To me, the most natural way to approach this is to take a probability distribution over "what it means to be a burrito," and to produce a thing that is maximally likely to be a burrito rather than a thing which is maximally burrito-like. Of course this still depends on having a good distribution over "what it means to be a burrito" (as does your approach).
Comments
Eliezer Yudkowsky
It's not obvious to me that these two approaches mean the same thing. Let's say that an AI sees some stale burritos and some fresh burritos, with the former being classified as negative examples and the latter being specified as positive examples. If you use the simplest but not conservative concept that classifies the training data, maybe you max out the probability that something will be classified as a burrito by eliminating every trace of staleness… or moving even further along some dimension that distinguishes stale from fresh burritos.
Now, it's possible that this would be fixed automatically by having a mixture of hypotheses about what might underlie the good-burrito classification and that one of the hypotheses would be "maybe a burrito can't be too fresh", but again, this is not obvious to me.
It seems to me that, in general, when we learn a mixture of the simplest concepts that might assign probabilities well over previously labeled classifications, we might still be ending up with something with a nonconservative maximum. Maybe the AI learns to model the human system for classifying burritos and then presents us with a weird object whose appearance hacks us to suddenly be absolutely certain that it is a burrito - this is just me trying to wave my hands in the direction of what seems like it might be an underlying difference between "learn a probabilistic classification rule and max it out" and "try to draw a simple concept that is conservatively narrow".

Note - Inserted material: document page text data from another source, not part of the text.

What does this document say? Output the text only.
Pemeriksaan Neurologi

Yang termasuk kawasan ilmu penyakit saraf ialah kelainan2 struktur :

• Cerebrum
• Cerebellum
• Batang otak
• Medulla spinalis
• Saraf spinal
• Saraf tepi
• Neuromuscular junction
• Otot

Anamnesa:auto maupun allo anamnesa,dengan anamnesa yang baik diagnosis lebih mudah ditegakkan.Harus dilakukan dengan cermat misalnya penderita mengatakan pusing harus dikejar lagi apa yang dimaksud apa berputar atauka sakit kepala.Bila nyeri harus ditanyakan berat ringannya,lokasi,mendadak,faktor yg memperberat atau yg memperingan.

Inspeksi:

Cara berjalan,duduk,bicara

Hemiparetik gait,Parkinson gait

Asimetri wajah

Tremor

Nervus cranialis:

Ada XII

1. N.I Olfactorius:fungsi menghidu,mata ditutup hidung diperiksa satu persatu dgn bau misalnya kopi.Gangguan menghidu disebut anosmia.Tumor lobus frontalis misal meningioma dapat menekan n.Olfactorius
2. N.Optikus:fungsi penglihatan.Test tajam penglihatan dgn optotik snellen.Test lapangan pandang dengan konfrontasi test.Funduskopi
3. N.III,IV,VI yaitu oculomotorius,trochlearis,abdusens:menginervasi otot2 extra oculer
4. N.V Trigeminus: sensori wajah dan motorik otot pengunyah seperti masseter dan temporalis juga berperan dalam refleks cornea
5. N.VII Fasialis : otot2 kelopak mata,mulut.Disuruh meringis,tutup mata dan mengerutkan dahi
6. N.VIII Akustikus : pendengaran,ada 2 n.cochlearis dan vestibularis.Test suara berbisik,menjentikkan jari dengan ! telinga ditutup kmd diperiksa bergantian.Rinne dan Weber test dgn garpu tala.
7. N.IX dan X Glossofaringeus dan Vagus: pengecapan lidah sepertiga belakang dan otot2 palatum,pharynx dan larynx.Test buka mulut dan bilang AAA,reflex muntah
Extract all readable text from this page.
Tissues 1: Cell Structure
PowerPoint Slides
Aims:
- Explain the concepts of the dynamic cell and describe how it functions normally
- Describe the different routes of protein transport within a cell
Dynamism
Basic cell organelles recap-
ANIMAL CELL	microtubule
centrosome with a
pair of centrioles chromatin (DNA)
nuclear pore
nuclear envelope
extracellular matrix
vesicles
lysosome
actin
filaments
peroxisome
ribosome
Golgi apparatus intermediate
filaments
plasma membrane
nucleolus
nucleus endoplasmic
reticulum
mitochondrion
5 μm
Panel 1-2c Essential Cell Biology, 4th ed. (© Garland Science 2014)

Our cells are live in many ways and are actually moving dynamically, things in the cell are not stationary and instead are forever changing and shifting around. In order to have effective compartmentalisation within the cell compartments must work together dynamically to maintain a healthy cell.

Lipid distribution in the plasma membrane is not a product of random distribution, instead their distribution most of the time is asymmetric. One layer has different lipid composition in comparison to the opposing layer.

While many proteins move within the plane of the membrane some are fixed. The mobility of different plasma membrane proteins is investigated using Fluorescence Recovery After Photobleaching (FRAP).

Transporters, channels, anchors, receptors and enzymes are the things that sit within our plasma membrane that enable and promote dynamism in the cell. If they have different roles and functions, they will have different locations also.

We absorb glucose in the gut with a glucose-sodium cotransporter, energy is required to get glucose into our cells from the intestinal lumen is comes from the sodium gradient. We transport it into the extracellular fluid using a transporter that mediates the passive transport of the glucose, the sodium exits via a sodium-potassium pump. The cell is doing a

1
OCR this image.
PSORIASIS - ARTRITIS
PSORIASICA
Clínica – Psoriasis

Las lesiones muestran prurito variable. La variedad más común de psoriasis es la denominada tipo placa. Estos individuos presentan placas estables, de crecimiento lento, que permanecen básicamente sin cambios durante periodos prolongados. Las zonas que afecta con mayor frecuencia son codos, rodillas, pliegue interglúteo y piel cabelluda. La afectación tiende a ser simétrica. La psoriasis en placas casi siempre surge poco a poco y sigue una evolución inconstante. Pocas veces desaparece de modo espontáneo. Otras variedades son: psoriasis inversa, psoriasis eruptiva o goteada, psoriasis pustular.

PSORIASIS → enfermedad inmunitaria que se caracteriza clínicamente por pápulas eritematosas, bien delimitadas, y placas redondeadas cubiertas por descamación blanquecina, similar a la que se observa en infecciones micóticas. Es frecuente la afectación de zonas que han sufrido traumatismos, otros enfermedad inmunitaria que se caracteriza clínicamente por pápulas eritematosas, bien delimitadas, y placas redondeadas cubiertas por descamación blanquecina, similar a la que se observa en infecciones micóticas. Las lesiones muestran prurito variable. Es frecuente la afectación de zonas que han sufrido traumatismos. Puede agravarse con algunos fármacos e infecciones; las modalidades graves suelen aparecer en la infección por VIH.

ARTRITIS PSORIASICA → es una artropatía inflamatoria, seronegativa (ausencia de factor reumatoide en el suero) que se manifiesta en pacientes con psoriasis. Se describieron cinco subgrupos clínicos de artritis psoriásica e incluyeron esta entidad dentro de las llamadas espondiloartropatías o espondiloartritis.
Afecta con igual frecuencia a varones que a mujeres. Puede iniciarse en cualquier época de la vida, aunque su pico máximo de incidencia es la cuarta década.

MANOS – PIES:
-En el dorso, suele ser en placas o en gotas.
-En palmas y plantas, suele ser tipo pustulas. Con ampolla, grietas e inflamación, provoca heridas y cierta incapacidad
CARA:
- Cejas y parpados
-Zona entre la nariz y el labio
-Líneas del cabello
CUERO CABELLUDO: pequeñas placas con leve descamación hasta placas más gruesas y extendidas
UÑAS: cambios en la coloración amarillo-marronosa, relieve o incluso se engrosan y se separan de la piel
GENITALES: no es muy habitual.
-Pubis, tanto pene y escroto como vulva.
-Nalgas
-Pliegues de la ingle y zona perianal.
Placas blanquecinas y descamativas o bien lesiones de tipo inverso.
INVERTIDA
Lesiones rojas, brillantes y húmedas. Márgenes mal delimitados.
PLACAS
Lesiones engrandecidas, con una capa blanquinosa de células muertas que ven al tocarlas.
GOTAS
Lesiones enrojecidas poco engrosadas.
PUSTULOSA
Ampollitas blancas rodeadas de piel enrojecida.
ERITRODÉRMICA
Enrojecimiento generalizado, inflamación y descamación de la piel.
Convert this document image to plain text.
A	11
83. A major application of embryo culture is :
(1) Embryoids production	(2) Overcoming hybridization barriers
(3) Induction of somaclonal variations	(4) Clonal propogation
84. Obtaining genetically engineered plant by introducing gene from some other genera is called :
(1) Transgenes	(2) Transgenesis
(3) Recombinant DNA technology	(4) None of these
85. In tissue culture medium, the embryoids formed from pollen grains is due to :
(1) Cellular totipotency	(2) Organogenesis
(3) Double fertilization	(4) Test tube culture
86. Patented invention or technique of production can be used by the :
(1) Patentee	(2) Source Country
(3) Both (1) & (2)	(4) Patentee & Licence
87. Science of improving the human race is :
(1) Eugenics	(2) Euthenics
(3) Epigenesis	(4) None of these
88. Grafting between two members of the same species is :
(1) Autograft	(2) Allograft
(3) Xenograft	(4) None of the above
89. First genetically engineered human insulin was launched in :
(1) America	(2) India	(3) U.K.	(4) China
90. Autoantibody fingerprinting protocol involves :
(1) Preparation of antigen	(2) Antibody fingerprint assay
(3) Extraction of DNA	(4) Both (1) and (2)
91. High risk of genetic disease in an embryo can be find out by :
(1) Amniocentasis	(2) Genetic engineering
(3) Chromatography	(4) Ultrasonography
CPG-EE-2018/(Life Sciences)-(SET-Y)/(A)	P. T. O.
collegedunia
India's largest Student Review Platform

It might be the case that given sufficient imagination to consider many possible hypotheses, trying to fit all of those hypotheses well (which might not be the same as maxing out the mixture) is an implementation of conservatism, or even that just trying to max out the mixture turns out to implement conservatism in practice. But then it might also be the case that in the not-far-superhuman regime, taking a direct approach to making merely powerful learning systems be 'conservative' rather than 'max out the probability considering many hypotheses' would be more tractable or straightforward as an engineering problem.